Scientists have discovered a valley a mile deep, hidden beneath the ice in West Antarctica.
The ice-filled rift basin is connected to the warming ocean, and may be contributing to the rapid ice loss in the region, they say. The West Antarctic Ice Sheet is losing ice faster than any other part of Antarctica, with some glaciers shrinking by more than a metre per year.
“Over the last 20 years we have used satellites to monitor ice losses from Antarctica, and we have witnessed consistent and substantial ice losses from around much of its coastline,” says University of Aberdeen glaciologist Dr Robert Bingham, who discovered the valley.
“For some of the glaciers, including Ferrigno Ice Stream, the losses are especially pronounced, and, to understand why, we needed to acquire data about conditions beneath the ice surface.”
Using an ice-penetrating radar system towed behind a skidoo, the team discovered a large valley, parts of which are a mile deep.
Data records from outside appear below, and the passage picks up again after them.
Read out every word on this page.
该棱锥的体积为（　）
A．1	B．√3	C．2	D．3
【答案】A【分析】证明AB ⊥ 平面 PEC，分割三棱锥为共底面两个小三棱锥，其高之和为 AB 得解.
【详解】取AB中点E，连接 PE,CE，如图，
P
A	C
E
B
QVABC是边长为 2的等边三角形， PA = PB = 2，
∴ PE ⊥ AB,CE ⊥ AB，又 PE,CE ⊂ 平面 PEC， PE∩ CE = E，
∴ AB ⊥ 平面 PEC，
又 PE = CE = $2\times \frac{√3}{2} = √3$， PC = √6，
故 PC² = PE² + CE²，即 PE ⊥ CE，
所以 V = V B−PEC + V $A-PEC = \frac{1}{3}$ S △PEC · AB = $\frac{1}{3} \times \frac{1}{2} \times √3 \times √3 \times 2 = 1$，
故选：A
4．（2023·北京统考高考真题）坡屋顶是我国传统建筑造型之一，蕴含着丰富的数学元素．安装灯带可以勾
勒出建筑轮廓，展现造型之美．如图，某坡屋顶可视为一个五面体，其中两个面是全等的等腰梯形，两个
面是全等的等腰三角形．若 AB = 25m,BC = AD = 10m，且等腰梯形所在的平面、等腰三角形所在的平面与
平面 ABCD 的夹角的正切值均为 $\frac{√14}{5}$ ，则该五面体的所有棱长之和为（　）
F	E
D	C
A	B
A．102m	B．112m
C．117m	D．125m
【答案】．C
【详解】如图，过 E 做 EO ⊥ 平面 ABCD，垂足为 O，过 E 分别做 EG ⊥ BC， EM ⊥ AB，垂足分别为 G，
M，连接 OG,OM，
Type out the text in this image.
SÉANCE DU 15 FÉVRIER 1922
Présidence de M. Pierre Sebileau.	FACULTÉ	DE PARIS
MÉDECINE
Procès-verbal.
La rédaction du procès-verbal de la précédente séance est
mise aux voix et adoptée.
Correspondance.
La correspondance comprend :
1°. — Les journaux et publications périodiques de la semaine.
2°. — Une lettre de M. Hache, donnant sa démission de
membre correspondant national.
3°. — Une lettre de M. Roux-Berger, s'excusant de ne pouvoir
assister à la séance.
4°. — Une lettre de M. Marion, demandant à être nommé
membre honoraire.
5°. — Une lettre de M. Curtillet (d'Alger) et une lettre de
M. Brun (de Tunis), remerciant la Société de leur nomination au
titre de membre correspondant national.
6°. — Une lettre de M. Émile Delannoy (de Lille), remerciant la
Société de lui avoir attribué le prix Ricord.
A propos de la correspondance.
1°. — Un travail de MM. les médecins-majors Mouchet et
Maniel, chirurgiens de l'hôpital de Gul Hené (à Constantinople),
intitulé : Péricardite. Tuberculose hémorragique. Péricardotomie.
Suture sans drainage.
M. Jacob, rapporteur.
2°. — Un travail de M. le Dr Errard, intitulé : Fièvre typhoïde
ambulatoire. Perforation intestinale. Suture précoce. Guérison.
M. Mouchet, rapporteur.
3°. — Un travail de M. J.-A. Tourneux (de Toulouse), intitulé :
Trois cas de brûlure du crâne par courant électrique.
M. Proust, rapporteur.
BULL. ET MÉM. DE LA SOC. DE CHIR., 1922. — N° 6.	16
“If you stripped away all of the ice here today, you’d see a feature every bit as dramatic as the huge rift valleys you see in Africa and in size as significant as the Grand Canyon,” says Bingham.
“This is at odds with the flat ice surface that we were driving across – without these measurements we would never have known that it was there.”
The valley connects with the ocean and, says the team, could be making ice losses worse by steering coastal changes further inland.
“What’s particularly important is that this spectacular valley aligns perfectly with the recordings of ice-surface lowering and ice loss that we have witnessed with satellite observations over this area for the last twenty years,” says Bingham.